Con la vittoria sul CSKA, la Roma ha messo una seria ipoteca sul passaggio agli ottavi di Champions League. Ai giallorossi, infatti, basterà raccogliere un punto nelle prossime due partite per considerarsi, di nuovo, tra le prime 16 squadre d’Europa.

Tuttavia, nonostante il buon rendimento in coppa, la squadra di Di Francesco sta trovando non poche difficoltà in campionato. Nelle prime 11 partite, i capitolini hanno conquistato solo 16 punti sui 33 disponibili.

Insomma, sembra quasi che la Roma schieri due formazioni diverse: una in Serie A e l’altra in Champions. Eppure, i giocatori sono sempre gli stessi…

Ma allora, cosa cambia nell’approccio alle due competizioni? 

Difficile dare una risposta precisa. Di sicuro, una delle tante spiegazioni può essere ricercata nella testa dei giocatori. O meglio, nel modo in cui questi affrontano le partite non in base all’avversario, ma a seconda dell’importanza della gara.

Infatti, tutto si può dire tranne che il CSKA sia meno forte della Spal (con tutto il rispetto per la magnifica squadra ferrarese). Invece, all’Olimpico, la Roma ha vinto 3-0 con una e perso 0-2 con l’altra.

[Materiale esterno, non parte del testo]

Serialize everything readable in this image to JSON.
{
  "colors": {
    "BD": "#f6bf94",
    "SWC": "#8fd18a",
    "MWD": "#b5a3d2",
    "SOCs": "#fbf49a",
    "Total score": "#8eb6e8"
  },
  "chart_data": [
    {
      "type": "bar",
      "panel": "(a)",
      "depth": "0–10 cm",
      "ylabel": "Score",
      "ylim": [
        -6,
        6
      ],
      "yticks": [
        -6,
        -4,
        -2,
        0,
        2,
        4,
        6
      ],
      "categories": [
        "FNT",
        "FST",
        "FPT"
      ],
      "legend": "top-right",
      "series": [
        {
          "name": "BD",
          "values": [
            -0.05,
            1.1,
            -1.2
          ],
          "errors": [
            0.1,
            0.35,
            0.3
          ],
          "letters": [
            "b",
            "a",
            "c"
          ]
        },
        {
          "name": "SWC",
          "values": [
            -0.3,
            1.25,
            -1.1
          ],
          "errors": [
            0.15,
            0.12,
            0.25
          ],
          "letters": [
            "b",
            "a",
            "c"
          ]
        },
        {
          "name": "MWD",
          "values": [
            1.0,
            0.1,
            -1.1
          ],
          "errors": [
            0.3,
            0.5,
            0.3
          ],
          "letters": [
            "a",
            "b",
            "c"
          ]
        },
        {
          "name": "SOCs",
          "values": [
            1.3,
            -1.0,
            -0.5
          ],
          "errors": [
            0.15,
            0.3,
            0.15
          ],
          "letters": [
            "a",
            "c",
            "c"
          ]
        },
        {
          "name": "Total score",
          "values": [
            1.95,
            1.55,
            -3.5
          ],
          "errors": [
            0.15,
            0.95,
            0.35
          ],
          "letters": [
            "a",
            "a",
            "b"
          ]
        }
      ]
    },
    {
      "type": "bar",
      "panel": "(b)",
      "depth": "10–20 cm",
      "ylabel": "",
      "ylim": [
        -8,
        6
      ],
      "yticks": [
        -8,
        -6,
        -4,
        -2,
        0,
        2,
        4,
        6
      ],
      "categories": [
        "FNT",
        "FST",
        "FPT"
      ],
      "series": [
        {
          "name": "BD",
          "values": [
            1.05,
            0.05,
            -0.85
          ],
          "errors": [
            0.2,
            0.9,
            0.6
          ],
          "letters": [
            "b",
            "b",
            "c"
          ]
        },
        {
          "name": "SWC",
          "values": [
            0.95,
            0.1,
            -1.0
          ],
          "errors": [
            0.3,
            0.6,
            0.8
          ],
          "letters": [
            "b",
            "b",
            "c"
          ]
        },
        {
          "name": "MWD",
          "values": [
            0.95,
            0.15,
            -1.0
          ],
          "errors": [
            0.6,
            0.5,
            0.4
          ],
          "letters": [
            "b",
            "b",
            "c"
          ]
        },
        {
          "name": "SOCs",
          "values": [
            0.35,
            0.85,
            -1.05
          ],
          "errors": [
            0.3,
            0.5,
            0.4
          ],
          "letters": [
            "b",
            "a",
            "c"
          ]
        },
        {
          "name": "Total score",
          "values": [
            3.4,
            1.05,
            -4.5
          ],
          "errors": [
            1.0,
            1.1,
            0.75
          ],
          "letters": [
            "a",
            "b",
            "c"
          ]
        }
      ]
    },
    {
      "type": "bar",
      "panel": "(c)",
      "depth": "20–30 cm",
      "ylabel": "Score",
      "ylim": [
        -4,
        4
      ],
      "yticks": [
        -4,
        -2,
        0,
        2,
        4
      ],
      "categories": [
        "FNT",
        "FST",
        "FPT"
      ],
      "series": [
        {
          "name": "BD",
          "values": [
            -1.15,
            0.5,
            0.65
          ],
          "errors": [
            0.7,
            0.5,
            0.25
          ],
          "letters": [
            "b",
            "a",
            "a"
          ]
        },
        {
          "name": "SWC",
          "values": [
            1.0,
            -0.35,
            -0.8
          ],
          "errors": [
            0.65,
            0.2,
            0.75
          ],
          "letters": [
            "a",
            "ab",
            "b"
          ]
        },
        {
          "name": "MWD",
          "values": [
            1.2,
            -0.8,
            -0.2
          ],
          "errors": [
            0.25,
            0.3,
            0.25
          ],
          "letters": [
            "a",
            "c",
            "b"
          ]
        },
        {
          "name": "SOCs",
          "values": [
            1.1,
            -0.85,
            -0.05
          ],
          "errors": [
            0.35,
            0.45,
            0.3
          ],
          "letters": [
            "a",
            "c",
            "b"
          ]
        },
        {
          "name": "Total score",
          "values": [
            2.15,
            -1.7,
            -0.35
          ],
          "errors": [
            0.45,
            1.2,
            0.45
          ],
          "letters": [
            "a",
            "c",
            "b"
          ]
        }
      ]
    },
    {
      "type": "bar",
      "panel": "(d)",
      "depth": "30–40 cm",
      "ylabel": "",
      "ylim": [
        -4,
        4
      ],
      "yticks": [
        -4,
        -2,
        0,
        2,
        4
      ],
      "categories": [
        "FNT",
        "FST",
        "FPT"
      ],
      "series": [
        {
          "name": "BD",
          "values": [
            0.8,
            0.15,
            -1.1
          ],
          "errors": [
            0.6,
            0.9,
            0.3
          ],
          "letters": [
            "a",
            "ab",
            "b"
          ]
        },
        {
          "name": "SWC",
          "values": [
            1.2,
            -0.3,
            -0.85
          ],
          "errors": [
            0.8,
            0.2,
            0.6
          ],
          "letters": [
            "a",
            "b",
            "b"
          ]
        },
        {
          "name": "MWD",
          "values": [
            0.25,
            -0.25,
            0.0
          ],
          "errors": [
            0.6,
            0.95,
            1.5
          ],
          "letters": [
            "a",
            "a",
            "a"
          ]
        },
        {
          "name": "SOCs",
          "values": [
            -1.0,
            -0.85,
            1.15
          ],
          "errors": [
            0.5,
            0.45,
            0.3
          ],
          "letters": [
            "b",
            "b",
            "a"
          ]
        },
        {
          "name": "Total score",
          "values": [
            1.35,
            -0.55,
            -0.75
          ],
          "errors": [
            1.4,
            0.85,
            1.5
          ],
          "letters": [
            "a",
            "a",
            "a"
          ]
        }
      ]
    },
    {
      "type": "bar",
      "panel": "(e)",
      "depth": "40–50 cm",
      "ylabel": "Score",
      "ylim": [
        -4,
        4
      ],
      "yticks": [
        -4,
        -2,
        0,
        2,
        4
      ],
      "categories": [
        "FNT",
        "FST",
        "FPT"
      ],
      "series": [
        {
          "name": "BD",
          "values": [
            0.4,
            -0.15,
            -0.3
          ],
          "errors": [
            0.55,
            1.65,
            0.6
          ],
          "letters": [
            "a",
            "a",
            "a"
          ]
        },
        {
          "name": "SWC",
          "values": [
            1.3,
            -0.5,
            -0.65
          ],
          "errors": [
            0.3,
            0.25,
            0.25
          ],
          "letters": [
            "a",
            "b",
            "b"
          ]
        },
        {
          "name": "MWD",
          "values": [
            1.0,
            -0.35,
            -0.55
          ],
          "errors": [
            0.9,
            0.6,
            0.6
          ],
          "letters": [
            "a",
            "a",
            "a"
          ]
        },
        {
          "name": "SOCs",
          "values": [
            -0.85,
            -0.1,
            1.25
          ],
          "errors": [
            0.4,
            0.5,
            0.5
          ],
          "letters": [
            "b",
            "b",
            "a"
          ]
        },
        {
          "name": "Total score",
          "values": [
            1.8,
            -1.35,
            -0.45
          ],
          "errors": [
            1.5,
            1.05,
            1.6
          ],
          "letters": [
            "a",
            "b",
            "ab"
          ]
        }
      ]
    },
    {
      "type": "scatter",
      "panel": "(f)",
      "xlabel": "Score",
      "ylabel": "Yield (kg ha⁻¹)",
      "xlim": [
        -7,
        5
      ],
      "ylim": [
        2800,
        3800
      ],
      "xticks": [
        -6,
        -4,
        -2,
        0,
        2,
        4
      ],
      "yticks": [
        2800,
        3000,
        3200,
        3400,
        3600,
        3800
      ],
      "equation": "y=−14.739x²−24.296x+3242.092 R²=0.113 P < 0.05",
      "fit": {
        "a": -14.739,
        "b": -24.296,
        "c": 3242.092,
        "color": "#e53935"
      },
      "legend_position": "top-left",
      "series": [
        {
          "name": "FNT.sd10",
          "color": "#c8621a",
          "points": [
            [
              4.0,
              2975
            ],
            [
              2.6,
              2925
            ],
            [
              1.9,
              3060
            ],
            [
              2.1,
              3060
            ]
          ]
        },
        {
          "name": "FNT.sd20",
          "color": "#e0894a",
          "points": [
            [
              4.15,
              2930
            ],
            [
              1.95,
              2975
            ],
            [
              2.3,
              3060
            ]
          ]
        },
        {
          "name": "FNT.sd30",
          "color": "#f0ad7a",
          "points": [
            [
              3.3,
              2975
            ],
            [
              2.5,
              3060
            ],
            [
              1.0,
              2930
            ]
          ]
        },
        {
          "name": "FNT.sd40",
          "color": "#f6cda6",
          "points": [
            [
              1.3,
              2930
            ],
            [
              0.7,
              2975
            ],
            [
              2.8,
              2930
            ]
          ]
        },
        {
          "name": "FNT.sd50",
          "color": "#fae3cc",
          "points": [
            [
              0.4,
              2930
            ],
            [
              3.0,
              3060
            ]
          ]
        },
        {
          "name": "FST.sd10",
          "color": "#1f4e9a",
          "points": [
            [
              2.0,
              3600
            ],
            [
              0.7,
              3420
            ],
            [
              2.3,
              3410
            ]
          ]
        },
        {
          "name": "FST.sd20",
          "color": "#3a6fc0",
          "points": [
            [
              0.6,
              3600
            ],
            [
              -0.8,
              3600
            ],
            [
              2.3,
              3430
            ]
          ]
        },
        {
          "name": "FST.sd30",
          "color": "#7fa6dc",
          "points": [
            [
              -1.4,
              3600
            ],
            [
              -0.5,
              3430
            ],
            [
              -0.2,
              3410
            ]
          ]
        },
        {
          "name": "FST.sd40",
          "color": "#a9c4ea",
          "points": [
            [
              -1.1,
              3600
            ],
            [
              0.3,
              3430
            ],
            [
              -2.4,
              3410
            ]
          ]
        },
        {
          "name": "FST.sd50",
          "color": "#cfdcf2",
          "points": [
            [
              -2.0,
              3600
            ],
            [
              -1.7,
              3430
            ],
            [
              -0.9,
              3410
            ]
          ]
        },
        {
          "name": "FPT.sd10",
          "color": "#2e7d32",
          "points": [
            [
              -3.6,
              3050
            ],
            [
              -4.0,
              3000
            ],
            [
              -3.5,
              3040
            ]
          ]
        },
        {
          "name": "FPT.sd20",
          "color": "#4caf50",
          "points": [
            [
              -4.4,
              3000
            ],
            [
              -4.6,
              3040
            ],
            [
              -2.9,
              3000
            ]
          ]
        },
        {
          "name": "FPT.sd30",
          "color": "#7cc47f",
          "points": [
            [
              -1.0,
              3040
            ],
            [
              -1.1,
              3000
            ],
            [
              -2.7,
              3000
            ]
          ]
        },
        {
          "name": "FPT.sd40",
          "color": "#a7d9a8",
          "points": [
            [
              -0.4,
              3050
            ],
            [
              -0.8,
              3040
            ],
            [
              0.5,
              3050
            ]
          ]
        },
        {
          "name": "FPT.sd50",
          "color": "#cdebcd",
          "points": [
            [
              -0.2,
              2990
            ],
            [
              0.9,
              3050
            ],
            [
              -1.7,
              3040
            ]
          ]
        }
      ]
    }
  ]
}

È evidente, dunque, che i calciatori subiscano dei cali di attenzione quando la posta in palio sembra poco rilevante. Tant’è vero che il tecnico e gli stessi giocatori hanno spesso ribadito questo concetto.

Complice anche la grande cavalcata dello scorso anno, i giallorossi saranno probabilmente rimasti assuefatti dal sapore delle grandi vittorie europee. E questo è un bene. Però, tale “dipendenza” non dovrebbe produrre l’effetto opposto, cioè quello di snobbare gli impegni in ambito nazionale.

Anche perché – questo va ricordato ai giocatori – è proprio grazie al piazzamento in campionato che si arriva in Europa. È quindi indispensabile tenere alta la concentrazione anche il sabato e la domenica, oltre che il mercoledì.

Per questo, Di Francesco e i suoi sono chiamati, già nelle prossime partite, a dimostrare il loro vero valore anche in Serie A.